Micro-Benchmarking: Measuring How Code Scales

Author

Dr. Nicholas Del Grosso

Download Materials

# Run the code below to install dependencies, if not using the course's pixi environment
# %pip install matplotlib numpy pandas seaborn tqdm

import functools
import time

import matplotlib.pyplot as plt
import numpy as np
import pandas as pd
import seaborn as sns
from tqdm import tqdm

Micro-Benchmarking and Higher-Order Functions: Measuring How Code Scales

Performance work is not only about finding single bottlenecks; rather, it is about understanding how runtime grows as input size increases. Some code looks fast at small scales but collapses as data grows. Other code has hidden structural advantages that only become visible when you examine scaling behavior carefully.
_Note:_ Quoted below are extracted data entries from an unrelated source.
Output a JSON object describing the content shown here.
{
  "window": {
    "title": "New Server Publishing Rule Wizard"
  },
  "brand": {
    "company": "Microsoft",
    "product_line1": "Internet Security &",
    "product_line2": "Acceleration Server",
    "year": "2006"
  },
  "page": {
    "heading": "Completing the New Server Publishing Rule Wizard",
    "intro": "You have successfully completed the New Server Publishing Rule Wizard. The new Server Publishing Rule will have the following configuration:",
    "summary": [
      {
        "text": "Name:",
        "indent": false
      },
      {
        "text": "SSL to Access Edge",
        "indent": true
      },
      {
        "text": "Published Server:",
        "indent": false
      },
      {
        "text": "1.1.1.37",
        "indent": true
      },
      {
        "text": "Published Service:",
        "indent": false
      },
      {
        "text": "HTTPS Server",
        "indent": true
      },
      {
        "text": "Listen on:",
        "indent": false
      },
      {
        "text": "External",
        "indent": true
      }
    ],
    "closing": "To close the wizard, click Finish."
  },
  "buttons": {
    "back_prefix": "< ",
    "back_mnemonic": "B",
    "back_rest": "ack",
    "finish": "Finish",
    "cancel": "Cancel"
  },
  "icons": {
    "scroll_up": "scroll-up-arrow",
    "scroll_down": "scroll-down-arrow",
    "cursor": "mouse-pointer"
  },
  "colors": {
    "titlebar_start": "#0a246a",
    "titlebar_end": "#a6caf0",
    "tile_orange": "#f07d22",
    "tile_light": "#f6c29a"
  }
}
This notebook focuses on measuring and visualizing performance growth, not guessing at it.

The notebook is organized in three parts:

First, we will build the conceptual foundation for benchmarking by learning how to pass functions into other functions, as part of our goals to build our coding skills and understand a method by which we can call other people’s functions that can call our own functions.
Second, we will run structured micro-benchmarks across increasing input sizes and visualize how different implementations scale.
Finally, we will dig beneath surface timing results to understand why certain patterns emerge, connecting observed runtime behavior to memory allocation strategies and hardware-level effects.

Setup

Utility Functions

Before starting the exercises, please run the code below, which provides some utilities helpful for the exercises:


import random
from timeit import Timer


def _benchmarks_to_dataframe(*name_data_pairs):
    from itertools import batched
    data = dict(batched(name_data_pairs, 2))
    df = pd.DataFrame(data)
    df_long = df.melt(var_name='level', value_name='time')
    return df_long
    

def _run_benchmarks(levels, *functions, repeats=7, loops=200, shuffle=True):
    dfs = []
    levels_all = list(levels) * repeats
    benchmarks_all = [(function, level) for function in functions for level in levels_all]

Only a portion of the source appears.